Dossier, babbi e marinai

Altro giro altra corsa per chi deve sconfiggere la competenza con l’arma della delegittimazione. Se l’obiettivo di chi ha pro-tempore la responsabilità di governare il Paese fosse quello di rafforzare le istituzioni con azioni più efficaci nella difficile competizione internazionale i giornalisti non verrebbero trascinati in fuorvianti letture che ne dimostrano solo la fragilità deontologica.

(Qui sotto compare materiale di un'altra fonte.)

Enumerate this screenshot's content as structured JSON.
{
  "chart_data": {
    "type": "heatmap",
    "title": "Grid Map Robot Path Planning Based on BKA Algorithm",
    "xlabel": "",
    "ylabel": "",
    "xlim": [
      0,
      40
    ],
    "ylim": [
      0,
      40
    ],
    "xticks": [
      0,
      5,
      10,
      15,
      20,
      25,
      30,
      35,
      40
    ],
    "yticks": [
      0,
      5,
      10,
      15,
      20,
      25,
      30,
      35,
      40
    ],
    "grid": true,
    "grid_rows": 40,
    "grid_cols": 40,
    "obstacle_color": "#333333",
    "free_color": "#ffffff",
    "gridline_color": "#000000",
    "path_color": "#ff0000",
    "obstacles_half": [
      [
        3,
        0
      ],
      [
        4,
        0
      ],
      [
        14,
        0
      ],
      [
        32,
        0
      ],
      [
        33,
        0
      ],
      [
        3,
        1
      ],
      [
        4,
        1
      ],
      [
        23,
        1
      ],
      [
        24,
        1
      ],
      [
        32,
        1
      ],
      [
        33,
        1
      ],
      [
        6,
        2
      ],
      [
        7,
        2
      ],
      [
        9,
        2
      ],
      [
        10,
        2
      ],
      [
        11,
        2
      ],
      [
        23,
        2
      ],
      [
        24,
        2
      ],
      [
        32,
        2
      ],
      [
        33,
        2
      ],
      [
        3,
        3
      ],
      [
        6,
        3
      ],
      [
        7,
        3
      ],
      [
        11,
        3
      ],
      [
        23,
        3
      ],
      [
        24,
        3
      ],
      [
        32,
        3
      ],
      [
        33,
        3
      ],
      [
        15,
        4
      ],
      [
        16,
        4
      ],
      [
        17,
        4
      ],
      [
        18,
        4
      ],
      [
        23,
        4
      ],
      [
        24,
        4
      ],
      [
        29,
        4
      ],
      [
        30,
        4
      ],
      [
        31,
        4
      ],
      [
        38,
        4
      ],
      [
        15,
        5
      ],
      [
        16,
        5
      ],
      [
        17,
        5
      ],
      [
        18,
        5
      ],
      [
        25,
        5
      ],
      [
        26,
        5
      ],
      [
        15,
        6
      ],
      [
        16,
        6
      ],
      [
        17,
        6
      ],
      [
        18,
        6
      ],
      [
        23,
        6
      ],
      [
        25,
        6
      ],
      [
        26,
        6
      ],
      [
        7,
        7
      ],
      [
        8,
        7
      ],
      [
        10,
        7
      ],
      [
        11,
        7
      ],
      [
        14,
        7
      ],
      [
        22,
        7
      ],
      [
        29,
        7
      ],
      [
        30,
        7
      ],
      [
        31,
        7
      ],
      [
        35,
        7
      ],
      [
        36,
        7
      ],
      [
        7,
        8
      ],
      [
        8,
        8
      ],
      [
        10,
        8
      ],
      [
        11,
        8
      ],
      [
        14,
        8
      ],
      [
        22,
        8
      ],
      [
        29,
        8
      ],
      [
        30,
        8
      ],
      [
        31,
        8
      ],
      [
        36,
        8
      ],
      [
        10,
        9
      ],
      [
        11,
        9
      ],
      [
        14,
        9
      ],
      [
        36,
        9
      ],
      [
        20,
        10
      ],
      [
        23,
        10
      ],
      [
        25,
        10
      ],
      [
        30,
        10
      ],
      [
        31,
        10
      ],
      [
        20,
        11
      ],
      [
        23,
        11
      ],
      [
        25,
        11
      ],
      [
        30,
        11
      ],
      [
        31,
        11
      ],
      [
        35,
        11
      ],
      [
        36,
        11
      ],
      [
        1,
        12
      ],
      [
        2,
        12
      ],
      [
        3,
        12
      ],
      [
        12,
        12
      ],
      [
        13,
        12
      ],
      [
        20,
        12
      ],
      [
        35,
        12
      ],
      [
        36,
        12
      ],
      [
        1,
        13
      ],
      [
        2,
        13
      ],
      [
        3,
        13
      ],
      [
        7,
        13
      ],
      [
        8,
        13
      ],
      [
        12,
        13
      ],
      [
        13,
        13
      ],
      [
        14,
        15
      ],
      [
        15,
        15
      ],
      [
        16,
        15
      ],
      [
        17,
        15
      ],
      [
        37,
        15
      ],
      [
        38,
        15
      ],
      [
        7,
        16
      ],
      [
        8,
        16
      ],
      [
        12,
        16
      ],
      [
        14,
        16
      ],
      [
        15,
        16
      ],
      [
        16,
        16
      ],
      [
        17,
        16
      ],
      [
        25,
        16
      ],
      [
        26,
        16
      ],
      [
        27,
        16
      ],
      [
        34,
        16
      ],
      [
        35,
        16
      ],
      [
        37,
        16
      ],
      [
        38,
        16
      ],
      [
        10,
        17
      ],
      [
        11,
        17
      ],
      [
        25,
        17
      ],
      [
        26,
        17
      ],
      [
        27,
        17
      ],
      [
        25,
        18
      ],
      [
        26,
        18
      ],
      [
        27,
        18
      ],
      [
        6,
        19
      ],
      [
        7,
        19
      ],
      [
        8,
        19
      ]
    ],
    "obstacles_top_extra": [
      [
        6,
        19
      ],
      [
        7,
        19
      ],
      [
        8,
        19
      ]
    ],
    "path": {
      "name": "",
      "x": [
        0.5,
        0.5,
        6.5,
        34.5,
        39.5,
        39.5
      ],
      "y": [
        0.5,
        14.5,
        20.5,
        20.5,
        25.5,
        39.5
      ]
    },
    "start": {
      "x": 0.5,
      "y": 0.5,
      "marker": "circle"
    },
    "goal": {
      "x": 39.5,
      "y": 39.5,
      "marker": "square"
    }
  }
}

Quando in situazioni particolarmente complesse non sei capace di scremare ciò che è reale da ciò che conviene allo spifferatore di turno puoi usare solo l’arma della suggestione per delegittimare l’obiettivo indicato. A quel punto però diventi l’utile idiota in mano ad una lobby che scegli solo perché appare essere più solida, facendo danni al Paese… È più facile tifare, sbracciandosi per essere notati, nella speranza che sopravvivano i tuoi nella lotta tra clan, che andare a fondo e correre il rischio di rimanere isolati in nome della giustizia.

La sfortuna per chi si svende la propria coscienza per mera convenienza politica è che nell’equilibrio di questa battaglia da un lato ci sono persone con curricula pesanti che raccontano storie di uomini di Stato al servizio della Repubblica e dall’altro gruppi di potere che sanno solo utilizzare i media per cercare di diffamare i concorrenti scomodi. Il timing è sempre lo stesso, prima di ogni nomina appetibile, nella speranza di convincere l’opinione pubblica di avere in mano l’unica scelta rimasta sul tavolo.

Da un lato politici che vogliono piazzare pedine in uno scacchiere che conoscono solo attraverso i racconti dei propri lacchè e dall’altro persone con esperienze dirette che decidono che nulla vale più del merito e dell’interesse nazionale.

C’è chi venderebbe la madre per un posto in paradiso e chi, anche a costo della propria onorabilità, tace su ciò che può ledere irreversibilmente i valori su cui poggia la nazione. Nello specifico c’è chi usa le risorse dello Stato come uno strumento di arricchimento personale o di cristallizzazione del potere acquisito e chi decide che i danari pubblici sono sacri. C’è chi partecipa a tutte le manifestazioni per ricordare le vittime della criminalità e chi la combatte rompendo i silenzi, mettendo passione nel proprio lavoro e rischiando ogni giorno di non essere compresi. C’è chi calpesta le vite degli altri per salire avidamente su un olimpo di bugie in cui sentirsi qualcuno di importante e chi, per non distruggere la fiducia nello Stato di un popolo martoriato, può camminare solo se accompagnato da un esercito di angeli pronto a difenderlo dai traditori della Patria.

Il problema serio è che se vincono i primi il risultato diventa far combattere i foderi mentre le spade sono esposte in un museo, come cimeli che devono saper stare al loro posto. Certo, fin quando il mare è calmo siamo tutti marinai.

Ognuno di noi deve decidere in totale autonomia però di chi fidarsi. Quello che posso dire con certezza è solo che, come insegnano le tradizioni della mia terra, è possibile utilizzare infiniti litri di rum ma, alla fine dell’operazione, uno stronzo non si trasformerà mai in babbá.

P.S. per tutti gli orsetti del cuore che si credono lupi senza essere mai stati in una vera foresta consiglio di partire dalle basi. Ho scritto un libro insieme a tanti professionisti del settore Intelligence per consentire ai più giovani di interessarsi alle articolazioni più strategiche del nostro Paese. Vi consiglio di ripartire dall’inizio per evitare di crollare troppo repentinamente dall’illusione di incidere al vittimismo di chi viene strumentalizzato. Buona vita.